Kolbe has been a fantastic tool for WealthCo as far as ensuring a suitable fit for new hires. While employee turnover is expensive, the cost of a wrong hire, someone who is not quite right for the role or not aligned with an organization’s corporate values, is enormous - approximately seven times the cost of their annual salary. Kolbe feeds into step one in our talent lifecycle process: talent acquisition.
Kolbe is a personality assessment that specifically measures instincts and how people take action. As part of WealthCo’s interview process, candidates are asked to take a Kolbe assessment. This gives us insights into whether the candidate is well-aligned for the role they are interviewing for. Doing so enables us to avoid some of those dreaded and costly wrong hires.
PRINT is another personality assessment that has been a gamechanger for WealthCo. PRINT gives insights into one’s core motivations. Where Kolbe tells us how people take action, PRINT tells us why they do so. Together these two assessments give tremendously rich insights into how an employee performs best and how to best work with them and motivate them.
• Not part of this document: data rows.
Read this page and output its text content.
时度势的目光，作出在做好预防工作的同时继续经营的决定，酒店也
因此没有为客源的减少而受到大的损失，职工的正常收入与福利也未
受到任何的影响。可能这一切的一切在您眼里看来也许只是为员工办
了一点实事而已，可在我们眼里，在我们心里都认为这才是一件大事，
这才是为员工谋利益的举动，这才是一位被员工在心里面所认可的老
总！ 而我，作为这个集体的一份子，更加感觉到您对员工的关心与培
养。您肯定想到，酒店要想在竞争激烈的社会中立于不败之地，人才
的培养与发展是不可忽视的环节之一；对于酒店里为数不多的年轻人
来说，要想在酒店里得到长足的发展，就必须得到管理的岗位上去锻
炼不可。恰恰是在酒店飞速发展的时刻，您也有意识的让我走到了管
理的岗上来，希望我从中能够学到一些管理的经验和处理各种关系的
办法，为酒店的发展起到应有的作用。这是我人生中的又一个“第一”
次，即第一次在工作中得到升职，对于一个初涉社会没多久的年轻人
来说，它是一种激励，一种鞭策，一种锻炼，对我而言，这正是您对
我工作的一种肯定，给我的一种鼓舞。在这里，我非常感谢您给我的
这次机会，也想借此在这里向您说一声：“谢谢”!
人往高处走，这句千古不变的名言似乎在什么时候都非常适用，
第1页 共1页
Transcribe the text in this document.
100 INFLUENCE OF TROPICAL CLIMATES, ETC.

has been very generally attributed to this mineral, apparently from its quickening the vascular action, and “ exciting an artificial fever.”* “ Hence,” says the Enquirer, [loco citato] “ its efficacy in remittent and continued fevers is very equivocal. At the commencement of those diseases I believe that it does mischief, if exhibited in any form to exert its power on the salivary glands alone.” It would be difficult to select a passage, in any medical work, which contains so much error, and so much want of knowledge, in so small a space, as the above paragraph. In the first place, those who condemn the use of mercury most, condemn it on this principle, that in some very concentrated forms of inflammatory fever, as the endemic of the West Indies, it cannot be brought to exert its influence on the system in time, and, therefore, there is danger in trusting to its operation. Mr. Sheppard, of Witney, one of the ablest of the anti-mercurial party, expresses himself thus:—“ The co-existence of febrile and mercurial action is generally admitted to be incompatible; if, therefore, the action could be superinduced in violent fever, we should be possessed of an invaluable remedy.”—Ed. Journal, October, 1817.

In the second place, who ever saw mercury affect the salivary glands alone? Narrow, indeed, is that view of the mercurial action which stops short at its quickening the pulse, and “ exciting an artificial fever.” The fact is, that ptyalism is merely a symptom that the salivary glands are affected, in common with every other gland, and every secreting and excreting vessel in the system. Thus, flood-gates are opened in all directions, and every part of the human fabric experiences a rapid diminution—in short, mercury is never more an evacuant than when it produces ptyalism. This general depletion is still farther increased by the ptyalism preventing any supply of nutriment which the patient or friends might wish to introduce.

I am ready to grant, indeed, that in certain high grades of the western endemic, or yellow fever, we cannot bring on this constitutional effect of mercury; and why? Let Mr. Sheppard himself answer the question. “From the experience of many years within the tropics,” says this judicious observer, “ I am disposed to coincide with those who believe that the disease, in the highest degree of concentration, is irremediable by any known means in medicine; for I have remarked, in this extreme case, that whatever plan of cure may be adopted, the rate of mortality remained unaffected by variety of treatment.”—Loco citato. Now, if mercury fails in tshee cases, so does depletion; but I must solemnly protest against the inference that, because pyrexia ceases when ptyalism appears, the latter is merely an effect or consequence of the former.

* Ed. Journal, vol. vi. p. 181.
Success Enhancer Coaching Program
We’ve tried annual reviews. We’ve tried bi-annual reviews. Until we adopted the Success Enhancer Coaching Program (SEC), we hadn’t really discovered the optimal performance management strategy. But now we have it.
The SEC is step four in our talent lifecycle process. The program provides for ongoing feedback between a leader and team members. Elements of SEC include:
- Weekly one-on-ones between managers and their direct reports where feedback can be shared and those (sometimes necessary) tough conversations can take place;
- Establishing “Rocks”, a process in which team members engage in individual goal-setting to align with their division and the broader organization on a quarterly basis; and
- A quarterly review which provides opportunity for a deeper dive on progress on a team member’s individual Rocks as well as general performance.